Наше исследование, возможно, позволило исправить некоторые искажения «перспективы», которые привели к тому, что роль Гваттари была недооценена, а его имя едва не исчезло, так что из них двоих оставался только Делёз. У нас была возможность увидеть, что Гваттари стоял не только «на входе», будучи поставщиком концептов и новых траекторий движения, но и «на выходе», являясь активистом социального, политического и психиатрического эксперимента – в Ла Борд, в CERFI или CINEL. Делёз и Гваттари создали абсолютно оригинальные «машины войны», испытав их прочность и ограничения в конкретных ситуациях. Эти «эксперименты» говорят об исключительном, невиданном качестве их совместной работы.
Что сделало возможной столь плодотворную встречу? Конечно, есть большой пучок причин, которые невозможно свести к какой-то одной. Как учесть момент дружбы или взаимного притяжения, которые являются важными составляющими этого совместного творчества? Основным фактором представляется их неизменное стремление ставить во главу угла движение, которое бы сопротивлялось всяческому превращению в рутину. Отсюда общий интерес к сложным и противоречивым отношениям между процессами субъективации и институциональными логиками. И отсюда же желание поставить на первое место линии ускользания и процедуры дестратификации.

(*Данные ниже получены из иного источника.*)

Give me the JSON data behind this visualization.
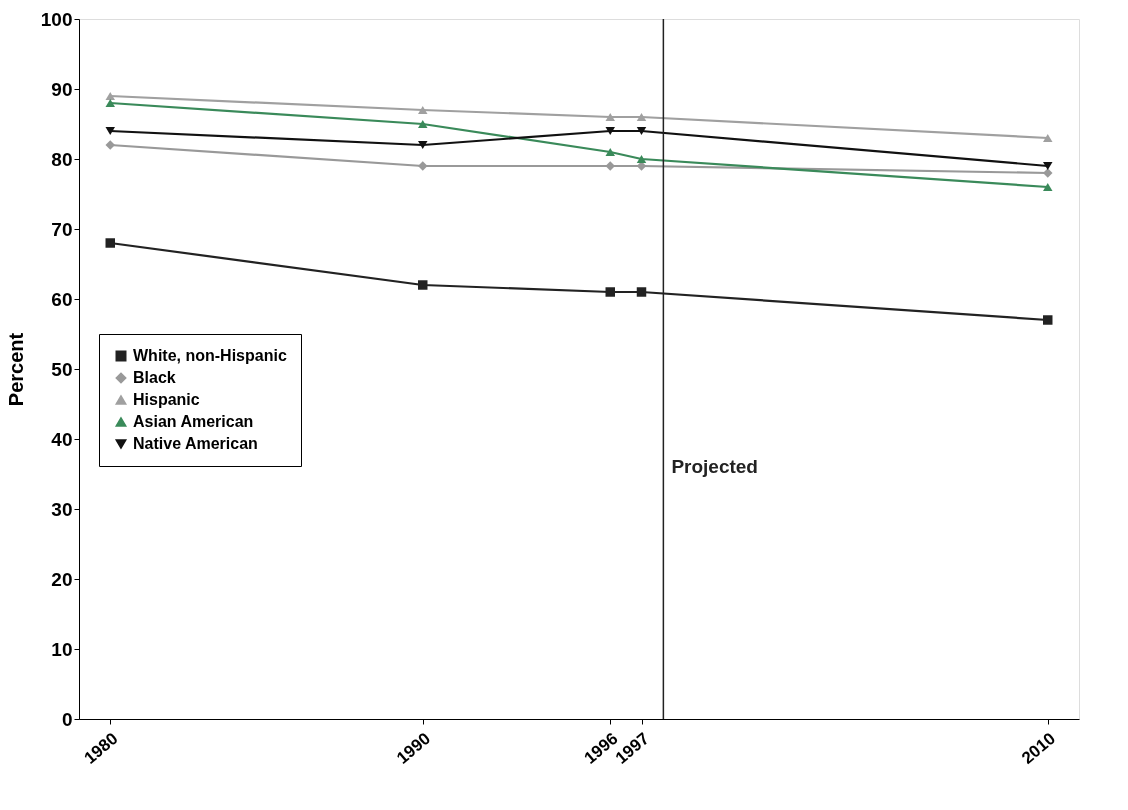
{
  "chart_data": {
    "type": "line",
    "ylabel": "Percent",
    "x": [
      1980,
      1990,
      1996,
      1997,
      2010
    ],
    "xlim": [
      1979,
      2011
    ],
    "xticks": [
      1980,
      1990,
      1996,
      1997,
      2010
    ],
    "ylim": [
      0,
      100
    ],
    "yticks": [
      0,
      10,
      20,
      30,
      40,
      50,
      60,
      70,
      80,
      90,
      100
    ],
    "series": [
      {
        "name": "White, non-Hispanic",
        "color": "#222222",
        "marker": "square",
        "values": [
          68,
          62,
          61,
          61,
          57
        ]
      },
      {
        "name": "Black",
        "color": "#999999",
        "marker": "diamond",
        "values": [
          82,
          79,
          79,
          79,
          78
        ]
      },
      {
        "name": "Hispanic",
        "color": "#a0a0a0",
        "marker": "triangle",
        "values": [
          89,
          87,
          86,
          86,
          83
        ]
      },
      {
        "name": "Asian American",
        "color": "#3a8a5a",
        "marker": "triangle",
        "values": [
          88,
          85,
          81,
          80,
          76
        ]
      },
      {
        "name": "Native American",
        "color": "#111111",
        "marker": "triangle-down",
        "values": [
          84,
          82,
          84,
          84,
          79
        ]
      }
    ],
    "ref_lines": [
      {
        "axis": "x",
        "value": 1997.7,
        "label": "Projected",
        "color": "#222222"
      }
    ],
    "grid": false,
    "legend": "left",
    "line_style": "solid"
  }
}
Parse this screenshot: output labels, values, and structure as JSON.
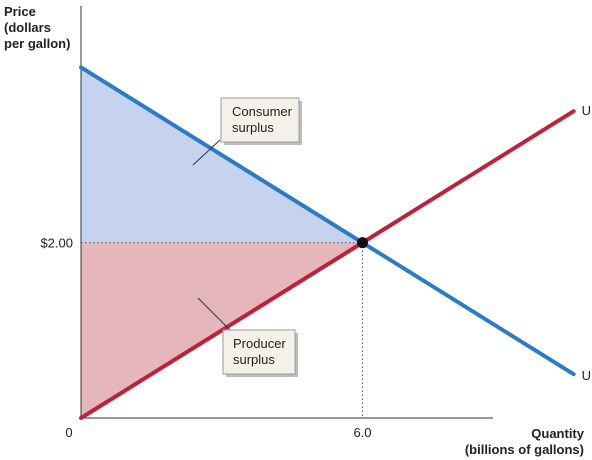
{
  "chart_data": {
    "type": "line",
    "ylabel_lines": [
      "Price",
      "(dollars",
      "per gallon)"
    ],
    "xlabel_lines": [
      "Quantity",
      "(billions of gallons)"
    ],
    "x_tick_origin": "0",
    "x_tick_eq": "6.0",
    "y_tick_eq": "$2.00",
    "equilibrium": {
      "x": 6.0,
      "y": 2.0
    },
    "xlim": [
      0,
      10.7
    ],
    "ylim": [
      0,
      4.7
    ],
    "series": [
      {
        "name": "U.S. demand",
        "color": "#2a7cc4",
        "points": [
          [
            0,
            4.0
          ],
          [
            10.5,
            0.5
          ]
        ]
      },
      {
        "name": "U.S. supply",
        "color": "#c0203a",
        "points": [
          [
            0,
            0.0
          ],
          [
            10.5,
            3.5
          ]
        ]
      }
    ],
    "areas": [
      {
        "label_lines": [
          "Consumer",
          "surplus"
        ],
        "color": "#c5d3ee"
      },
      {
        "label_lines": [
          "Producer",
          "surplus"
        ],
        "color": "#e5b7bb"
      }
    ]
  }
}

Возможно, этот жест берет начало на одной и той же исторической территории, в травме Второй мировой войны, которую они пережили в слишком юном возрасте, чтобы принять в ней участие. Их сопротивление варварству оказалось отсроченным, и можно даже выдвинуть гипотезу, что их бунт мог быть отложенным следствием того потрясения, которым для Запада и его ценностей стал нацизм. Создавать новые концепты – абсолютный императив: травма нацистского варварства обязывает взяться за задачи мышления с нуля. Мышление требует быть достойным события, пережитого слишком рано, чтобы принять в нем активное участие. Этот императив обнаруживается в сердцевине того подхода к истории кино, который Делёз перенимает у Андре Базена[2240].
Из пережитой исторической трагедии философия не должна выйти безоружной. Напротив, она должна утвердить свою функцию: «Это, разумеется, не к тому, что после Освенцима мы не можем больше мыслить и что мы все в ответе за нацизм» [2241]. Но остается чувство, которое нашло ярчайшее выражение у Примо Леви: «стыд за само бытие человеком». Не каждый в ответе за нацизм, но каждого он запятнал: «Произошла катастрофа: общество братьев или же друзей подверглось такому испытанию, после которого они не могут более смотреть в глаза друг другу и даже каждый сам себе, не ощущая „утомления“ и, быть может, опаски»[2242]. После Освенцима у нас уже не может быть простодушия греков. Здесь мы обнаруживаем требование иной метафизики, которая установила бы отношение с хаосом ради порождения животворящих, а не смертоносных сил: «Это чувство стыда – один из самых мощных мотивов философии. Мы в ответе не за жертвы, но перед жертвами»[2243].